Belum Keluar Dari Resesi, Ekonomi RI Ditaksir Minus 1 Persen
Ekonom INDEF Eko Listiyanto memperkirakan pertumbuhan ekonomi Indonesia berada di kisaran minus 1 persen pada kuartal I 2021. Proyeksi ini berasal dari laju konsumsi masyarakat yang diprediksi minus 2,5 persen sampai minus 3 persen pada Januari-Maret 2021.
Jika benar, itu berarti ekonomi RI masih terjebak dalam lubang resesi yang tercatat negatif sejak kuartal II 2020 lalu. Kendati demikian, angkanya terus membaik kalau dibandingkan kuartal-kuartal sebelumnya.

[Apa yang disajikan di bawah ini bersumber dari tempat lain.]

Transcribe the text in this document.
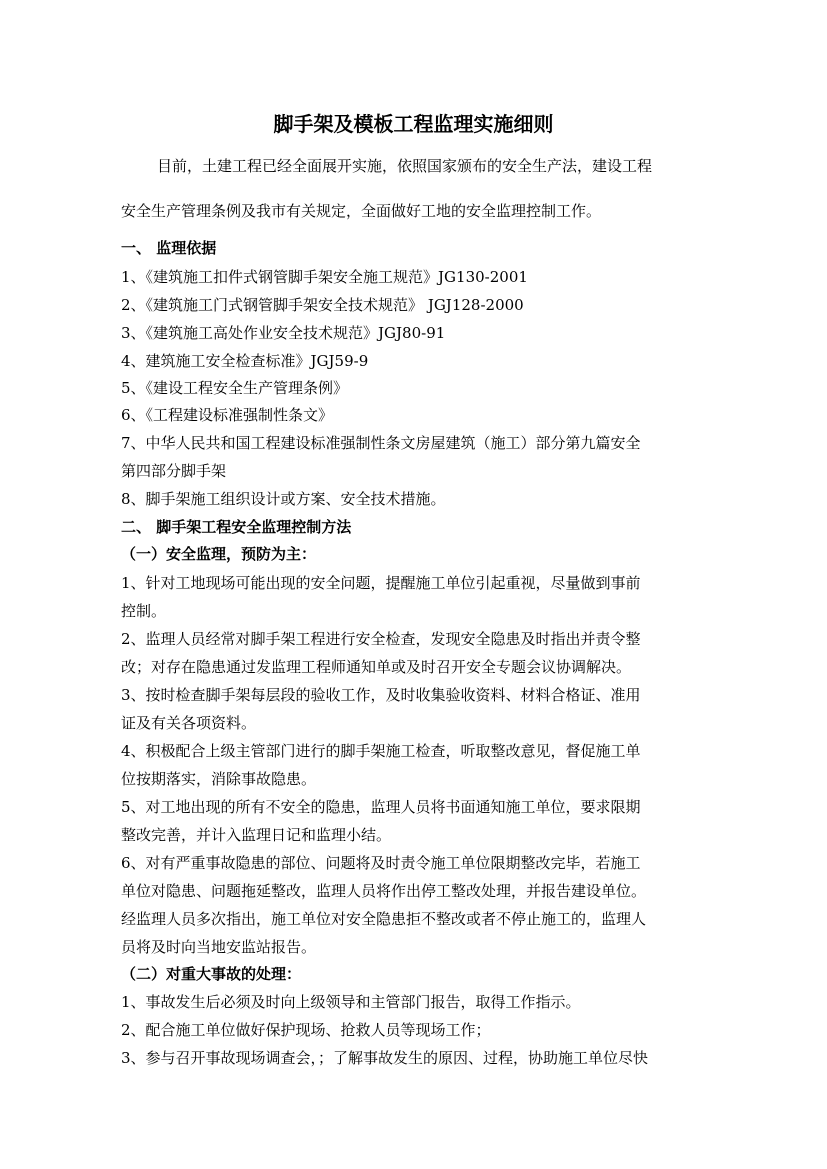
脚手架及模板工程监理实施细则
目前，土建工程已经全面展开实施，依照国家颁布的安全生产法，建设工程
安全生产管理条例及我市有关规定，全面做好工地的安全监理控制工作。
一、 监理依据
1、《建筑施工扣件式钢管脚手架安全施工规范》JG130-2001
2、《建筑施工门式钢管脚手架安全技术规范》 JGJ128-2000
3、《建筑施工高处作业安全技术规范》JGJ80-91
4、建筑施工安全检查标准》JGJ59-9
5、《建设工程安全生产管理条例》
6、《工程建设标准强制性条文》
7、中华人民共和国工程建设标准强制性条文房屋建筑（施工）部分第九篇安全
第四部分脚手架
8、脚手架施工组织设计或方案、安全技术措施。
二、 脚手架工程安全监理控制方法
（一）安全监理，预防为主：
1、针对工地现场可能出现的安全问题，提醒施工单位引起重视，尽量做到事前
控制。
2、监理人员经常对脚手架工程进行安全检查，发现安全隐患及时指出并责令整
改；对存在隐患通过发监理工程师通知单或及时召开安全专题会议协调解决。
3、按时检查脚手架每层段的验收工作，及时收集验收资料、材料合格证、准用
证及有关各项资料。
4、积极配合上级主管部门进行的脚手架施工检查，听取整改意见，督促施工单
位按期落实，消除事故隐患。
5、对工地出现的所有不安全的隐患，监理人员将书面通知施工单位，要求限期
整改完善，并计入监理日记和监理小结。
6、对有严重事故隐患的部位、问题将及时责令施工单位限期整改完毕，若施工
单位对隐患、问题拖延整改，监理人员将作出停工整改处理，并报告建设单位。
经监理人员多次指出，施工单位对安全隐患拒不整改或者不停止施工的，监理人
员将及时向当地安监站报告。
（二）对重大事故的处理：
1、事故发生后必须及时向上级领导和主管部门报告，取得工作指示。
2、配合施工单位做好保护现场、抢救人员等现场工作；
3、参与召开事故现场调查会，；了解事故发生的原因、过程，协助施工单位尽快
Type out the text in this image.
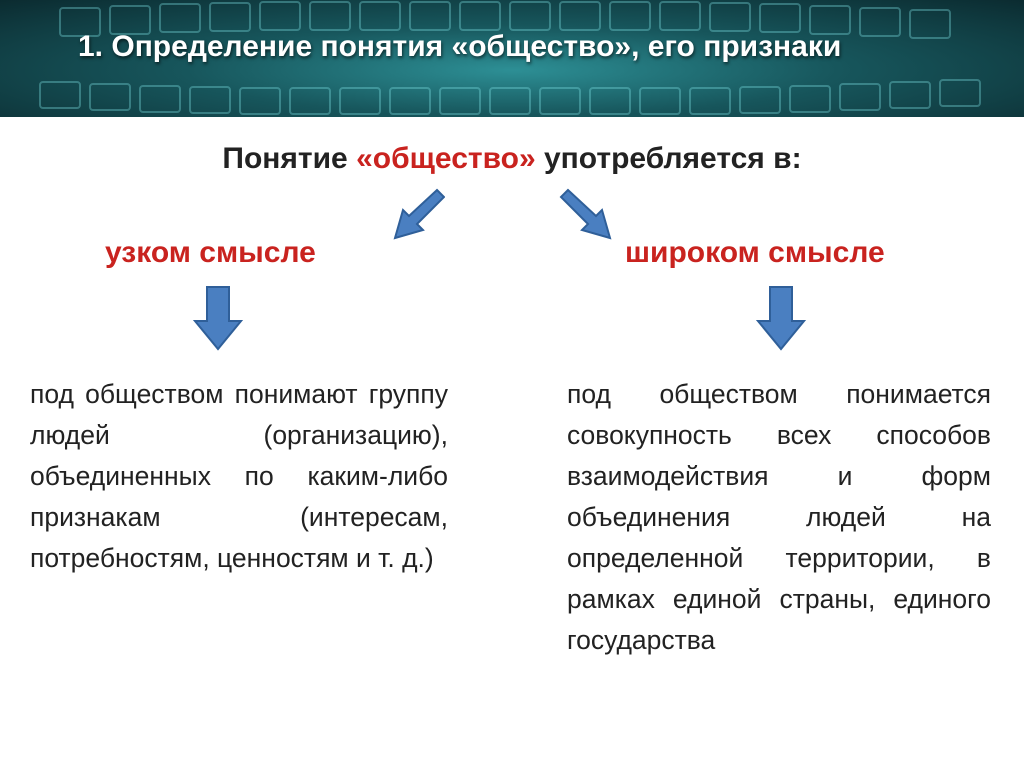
1. Определение понятия «общество», его признаки
Понятие «общество» употребляется в:
узком смысле	широком смысле
под обществом понимают группу людей (организацию), объединенных по каким-либо признакам (интересам, потребностям, ценностям и т. д.)
под обществом понимается совокупность всех способов взаимодействия и форм объединения людей на определенной территории, в рамках единой страны, единого государства
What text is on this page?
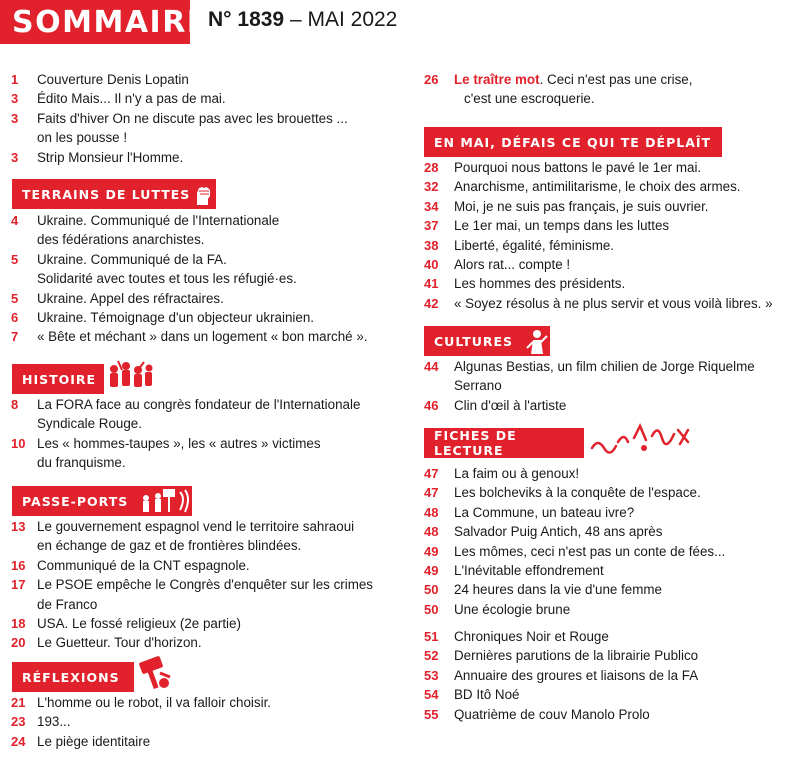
SOMMAIRE N° 1839 – MAI 2022
1 Couverture Denis Lopatin
3 Édito Mais... Il n'y a pas de mai.
3 Faits d'hiver On ne discute pas avec les brouettes ...
on les pousse !
3 Strip Monsieur l'Homme.
TERRAINS DE LUTTES
4 Ukraine. Communiqué de l'Internationale
des fédérations anarchistes.
5 Ukraine. Communiqué de la FA.
Solidarité avec toutes et tous les réfugié·es.
5 Ukraine. Appel des réfractaires.
6 Ukraine. Témoignage d'un objecteur ukrainien.
7 « Bête et méchant » dans un logement « bon marché ».
HISTOIRE
8 La FORA face au congrès fondateur de l'Internationale
Syndicale Rouge.
10 Les « hommes-taupes », les « autres » victimes
du franquisme.
PASSE-PORTS
13 Le gouvernement espagnol vend le territoire sahraoui
en échange de gaz et de frontières blindées.
16 Communiqué de la CNT espagnole.
17 Le PSOE empêche le Congrès d'enquêter sur les crimes
de Franco
18 USA. Le fossé religieux (2e partie)
20 Le Guetteur. Tour d'horizon.
RÉFLEXIONS
21 L'homme ou le robot, il va falloir choisir.
23 193...
24 Le piège identitaire
26 Le traître mot. Ceci n'est pas une crise,
c'est une escroquerie.
EN MAI, DÉFAIS CE QUI TE DÉPLAÎT
28 Pourquoi nous battons le pavé le 1er mai.
32 Anarchisme, antimilitarisme, le choix des armes.
34 Moi, je ne suis pas français, je suis ouvrier.
37 Le 1er mai, un temps dans les luttes
38 Liberté, égalité, féminisme.
40 Alors rat... compte !
41 Les hommes des présidents.
42 « Soyez résolus à ne plus servir et vous voilà libres. »
CULTURES
44 Algunas Bestias, un film chilien de Jorge Riquelme
Serrano
46 Clin d'œil à l'artiste
FICHES DE LECTURE
47 La faim ou à genoux!
47 Les bolcheviks à la conquête de l'espace.
48 La Commune, un bateau ivre?
48 Salvador Puig Antich, 48 ans après
49 Les mômes, ceci n'est pas un conte de fées...
49 L'Inévitable effondrement
50 24 heures dans la vie d'une femme
50 Une écologie brune
51 Chroniques Noir et Rouge
52 Dernières parutions de la librairie Publico
53 Annuaire des groures et liaisons de la FA
54 BD Itô Noé
55 Quatrième de couv Manolo Prolo
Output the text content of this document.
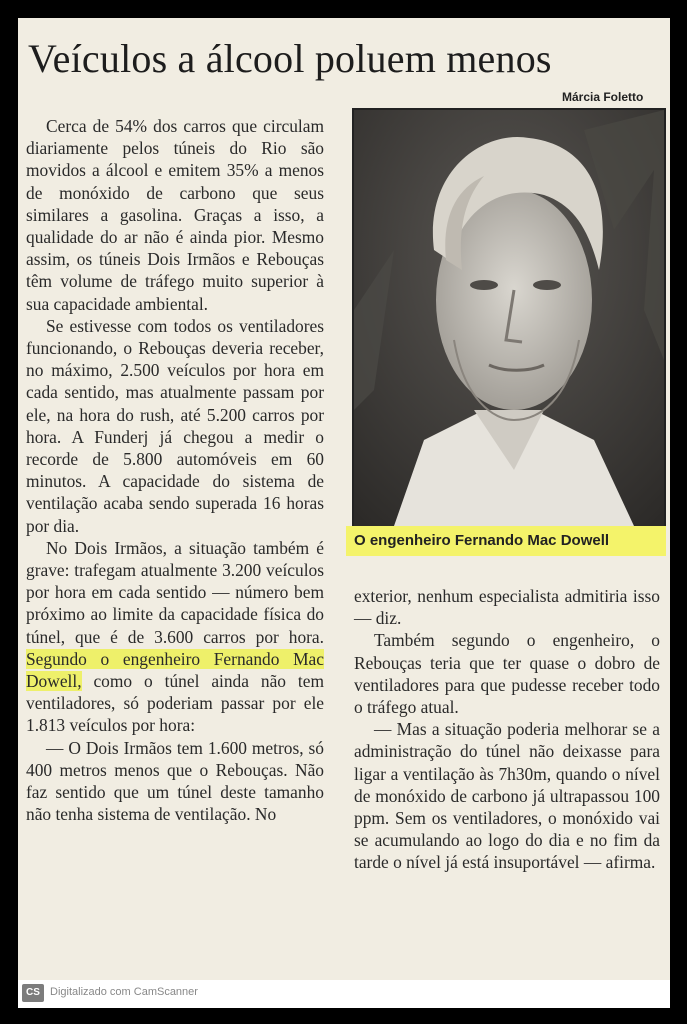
Veículos a álcool poluem menos
Márcia Foletto

Cerca de 54% dos carros que circulam diariamente pelos túneis do Rio são movidos a álcool e emitem 35% a menos de monóxido de carbono que seus similares a gasolina. Graças a isso, a qualidade do ar não é ainda pior. Mesmo assim, os túneis Dois Irmãos e Rebouças têm volume de tráfego muito superior à sua capacidade ambiental.

Se estivesse com todos os ventiladores funcionando, o Rebouças deveria receber, no máximo, 2.500 veículos por hora em cada sentido, mas atualmente passam por ele, na hora do rush, até 5.200 carros por hora. A Funderj já chegou a medir o recorde de 5.800 automóveis em 60 minutos. A capacidade do sistema de ventilação acaba sendo superada 16 horas por dia.

No Dois Irmãos, a situação também é grave: trafegam atualmente 3.200 veículos por hora em cada sentido — número bem próximo ao limite da capacidade física do túnel, que é de 3.600 carros por hora. Segundo o engenheiro Fernando Mac Dowell, como o túnel ainda não tem ventiladores, só poderiam passar por ele 1.813 veículos por hora:

— O Dois Irmãos tem 1.600 metros, só 400 metros menos que o Rebouças. Não faz sentido que um túnel deste tamanho não tenha sistema de ventilação. No

O engenheiro Fernando Mac Dowell

exterior, nenhum especialista admitiria isso — diz.

Também segundo o engenheiro, o Rebouças teria que ter quase o dobro de ventiladores para que pudesse receber todo o tráfego atual.

— Mas a situação poderia melhorar se a administração do túnel não deixasse para ligar a ventilação às 7h30m, quando o nível de monóxido de carbono já ultrapassou 100 ppm. Sem os ventiladores, o monóxido vai se acumulando ao logo do dia e no fim da tarde o nível já está insuportável — afirma.

CS Digitalizado com CamScanner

"Dugaannya konsumsi masyarakat dan pertumbuhan ekonomi masih minus, belum kencang, meski sudah ada perbaikan, tapi untuk capai pertumbuhan ekonomi minus 0,5 persen sampai positif, itu variabelnya belum mencapai situ," ujarnya di konferensi pers virtual, Senin (3/5).
Eko menjelaskan proyeksi ini muncul dari tingkat konsumsi masyarakat yang belum kuat menopang pertumbuhan ekonomi secara keseluruhan. Hal ini terjadi karena daya beli masyarakat belum kembali ke kondisi seperti sebelum pandemi corona.
Tercermin dari tingkat inflasi sebelum ramadan dalam dua tahun terakhir. Tercatat, inflasi jelang ramadan 2019 mencapai 0,68 persen.
Sementara jelang ramadan 2020 jatuh ke 0,08 persen. Begitu juga jelang ramadan tahun ini 0,13 persen saja. Artinya, meski mulai naik tapi angkanya masih lemah.
Daya beli yang belum pulih, sambung dia, juga terlihat dari kondisi harga sejumlah bahan pokok, di mana mayoritas justru stabil. Hal ini menandakan belum ada permintaan besar di masyarakat, seperti kondisi ramadan tahun-tahun sebelumnya.
"Ternyata ada sekitar enam bahan pokok di masyarakat, seperti beras, daging sapi, daging ayam, telur, bawang merah, dan cabai yang harganya relatif tetap. Sebelum covid, rata-rata mereka (bahan pangan) di awal ramadan ada sedikit kenaikan, tapi ini tidak," ungkapnya.
Sementara pada kuartal II 2021, ia memperkirakan ada potensi pertumbuhan ekonomi naik hingga kisaran 5 persen. Tapi, hal ini terjadi karena bantuan teknis kontraksi ekonomi yang mencapai 5,32 persen pada kuartal II 2020.
Sebab, konsumsi kuartal II terbentur kebijakan larangan mudik. Kebijakan ini membuat perputaran uang ke daerah kemungkinan tidak terjadi, meski ada kemungkinan masyarakat di perkotaan bakal giat belanja online sejalan rencana subsidi ongkir dari e-commerce pada Rabu (5/5) mendatang.
"Tapi secara keseluruhan di perekonomian tidak mampu mengangkat ekonomi, karena income tidak naik, ini hanya bergeser belanja offline ke online. Harbolnas juga belum bisa mendorong peningkatan dan pemerataan ekonomi," pungkasnya.